Scanners aid prison contraband detection

Department of Correction Sgt. Walter Kiser, right, demonstrates the Millimeter Wave as Bureau of Prison Deputy Bureau Chief Paul Shavack gets scanned at James T. Vaughn Correctional Center in Smyrna on Wednesday.The new screening technology helps prevent contraband from entering the prison. Delaware State News/Marc Clery

SMYRNA — As the Delaware Department of Correction continues its drive to create a safer environment for those entering prison facilities and anyone held inside as well, correctional officers now have a new way to detect contraband.

An investment in Millimeter Wave technology whole-body image scanners will hopefully pay dividends in stopping attempts to bring illegal substances through the prison entrances. The system went live at James T. Vaughn Correctional Center on Tuesday and should be operational at all Level V facilities by next week, officials said.

Five scanners are located at prison gatehouse areas, DOC said, and four X-ray scanners are set for booking and receiving areas across four maximum security facilities.

DOC Deputy Commissioner Monroe Hudson touted the new scanners as another tool to assure a more safe and secure environment within correctional facilities, joining a “very robust” security camera system, K-9 detection program, cell phone detection technology, “stringent” mailroom search protocols and the recently opened Intelligence Operations Center.

“Whether it’s drug contraband, dangerous weapons or devices intended to defeat security systems or aid in an escape attempt, they all present significant safety and security concerns for our people and our facilities,” he said.

“This technology will greatly enhance our proactive efforts to keep them out and to hold those who may try to introduce illegal contraband into our prisons accountable for their actions.”

According to Bureau of Prison Chief Shane Troxler, there have been 123 incidents involving contraband within correctional facilities since February 2019, most involving illegal substances such as K-2, heroin, fentanyl, marijuana and cocaine.

The scanners can also serve to dissuade anyone considering bringing illegal substances into the prison, DOC Commissioner Claire DeMatteis said Wednesday during an event at JTVCC introducing the new system.

“If it scares off people from bringing in contraband, which is a deterrent, if that number 123 goes down to 50 that’s a success,” she said.

“If it goes up to 200 that’s also a success because we’re finding more, but we’re hoping it’s a deterrent as well.”

A close-up of the Millimeter Wave screen at James T. Vaughn Correctional Center.

DOC Sgt. Walter Kiser, who oversaw implementation of the program, said officers can be trained to use the system in two-hour courses and receive educational support from manufacturer Nutech.

Correctional Officers Union of Delaware President Geoff Klopp lobbied state legislators and Gov. John Carney to secure funding that wasn’t originally in the DOC’s requested Fiscal Year 2019 budget. DOC said that while $1 million was allocated, only $992,000 was actually spent to purchase the scanners.

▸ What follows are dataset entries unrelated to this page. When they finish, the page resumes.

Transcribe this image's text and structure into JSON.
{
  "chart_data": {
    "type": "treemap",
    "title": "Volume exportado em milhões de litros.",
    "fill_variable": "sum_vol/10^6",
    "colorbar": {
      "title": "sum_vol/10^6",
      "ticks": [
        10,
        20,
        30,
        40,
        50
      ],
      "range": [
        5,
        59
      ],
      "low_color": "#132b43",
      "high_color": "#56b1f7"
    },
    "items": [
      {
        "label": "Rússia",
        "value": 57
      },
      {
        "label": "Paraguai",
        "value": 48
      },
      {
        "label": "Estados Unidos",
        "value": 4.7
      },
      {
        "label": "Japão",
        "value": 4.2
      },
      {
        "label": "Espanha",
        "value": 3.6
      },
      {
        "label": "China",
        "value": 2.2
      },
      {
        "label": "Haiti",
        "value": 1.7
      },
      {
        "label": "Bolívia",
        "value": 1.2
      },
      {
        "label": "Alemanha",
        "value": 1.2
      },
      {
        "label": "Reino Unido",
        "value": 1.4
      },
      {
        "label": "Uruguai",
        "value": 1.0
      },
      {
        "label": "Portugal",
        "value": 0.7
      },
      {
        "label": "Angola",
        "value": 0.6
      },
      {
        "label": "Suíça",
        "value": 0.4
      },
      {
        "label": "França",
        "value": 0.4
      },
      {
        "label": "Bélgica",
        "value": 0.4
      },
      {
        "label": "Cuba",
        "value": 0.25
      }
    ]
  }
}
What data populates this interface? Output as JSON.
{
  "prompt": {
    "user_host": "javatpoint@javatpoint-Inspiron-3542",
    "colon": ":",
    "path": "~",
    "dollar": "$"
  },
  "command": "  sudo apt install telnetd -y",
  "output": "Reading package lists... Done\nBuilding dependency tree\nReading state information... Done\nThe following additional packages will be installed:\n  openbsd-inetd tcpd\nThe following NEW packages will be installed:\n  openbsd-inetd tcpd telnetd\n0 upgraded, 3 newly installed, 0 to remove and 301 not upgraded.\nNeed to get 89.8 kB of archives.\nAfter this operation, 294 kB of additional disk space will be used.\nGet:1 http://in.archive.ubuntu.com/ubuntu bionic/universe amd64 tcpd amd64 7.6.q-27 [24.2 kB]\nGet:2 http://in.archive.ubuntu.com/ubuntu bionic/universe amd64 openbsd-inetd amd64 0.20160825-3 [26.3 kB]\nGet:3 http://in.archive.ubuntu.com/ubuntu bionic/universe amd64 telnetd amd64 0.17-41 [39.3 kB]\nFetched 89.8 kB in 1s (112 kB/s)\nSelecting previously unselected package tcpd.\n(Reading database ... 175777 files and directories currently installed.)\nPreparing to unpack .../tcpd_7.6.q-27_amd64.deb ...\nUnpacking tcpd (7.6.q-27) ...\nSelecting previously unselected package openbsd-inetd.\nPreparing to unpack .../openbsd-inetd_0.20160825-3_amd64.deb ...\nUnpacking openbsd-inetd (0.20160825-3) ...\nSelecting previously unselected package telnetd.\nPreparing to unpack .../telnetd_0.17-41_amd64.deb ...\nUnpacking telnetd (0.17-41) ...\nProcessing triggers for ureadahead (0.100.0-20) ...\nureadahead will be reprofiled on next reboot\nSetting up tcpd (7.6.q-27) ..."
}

“When we broke down exactly what the machine did and how it would really be life changing as far as contraband coming into the prison, it was relatively easy to get the General Assembly and governor’s office on board,” Mr. Klopp said.

Also, Mr. Klopp said, “This is a great day for the Department of Correction and correctional officers. This will (hopefully make) the job a little easier but definitely more effective.

“It will be better for our visitors (and staff) and it will absolutely make the facility a safer place and it’s just wonderful to see the technological advancements that have come in the (DOC) in the last two years and we look forward to continuing that forward progress.”

The impact of positive technological strides was not lost on Commissioner DeMatteis either.

“The old metal detectors are 19th century technology,” she said. “We’re in the 21st century, it’s time our correctional facilities get into the 21st century.”

The proposal for the project “shows how the department has changed,” Commissioner DeMatteis said.

Department of Correction Commissioner Claire DeMatteis speaks during the introduction of the Millimeter Wave screening device at James T. Vaughn Correctional Center in Smyrna on Wednesday.

“It came from officers and we put a sergeant (in charge) of it. This didn’t come from the top down and I think this is a model of how we are running this department.”

According to the DOC, the scanners use non-ionizing electromagnetic radiation to “more effectively detect objects on or inside a person’s body.

“This technology is not only much more effective at detecting contraband, it is also safe, as MMw scanners do not expose personnel and visitors to any harmful radiation.”

Five scanner machines have been set for gatehouse areas, DOC said in a news release, and four modern x-ray scanners to booking and receiving areas across its four Level V prison facilities.

In a news release, the DOC said “Unlike earlier versions of MMw scanners that were first deployed in airports, DOC’s new, upgraded scanners protect privacy by creating a generic ‘cartoon like’ image that indicates where contraband is detected on an individual.

“Security staff who operate scanner machines do not see physical features of the person being scanned.”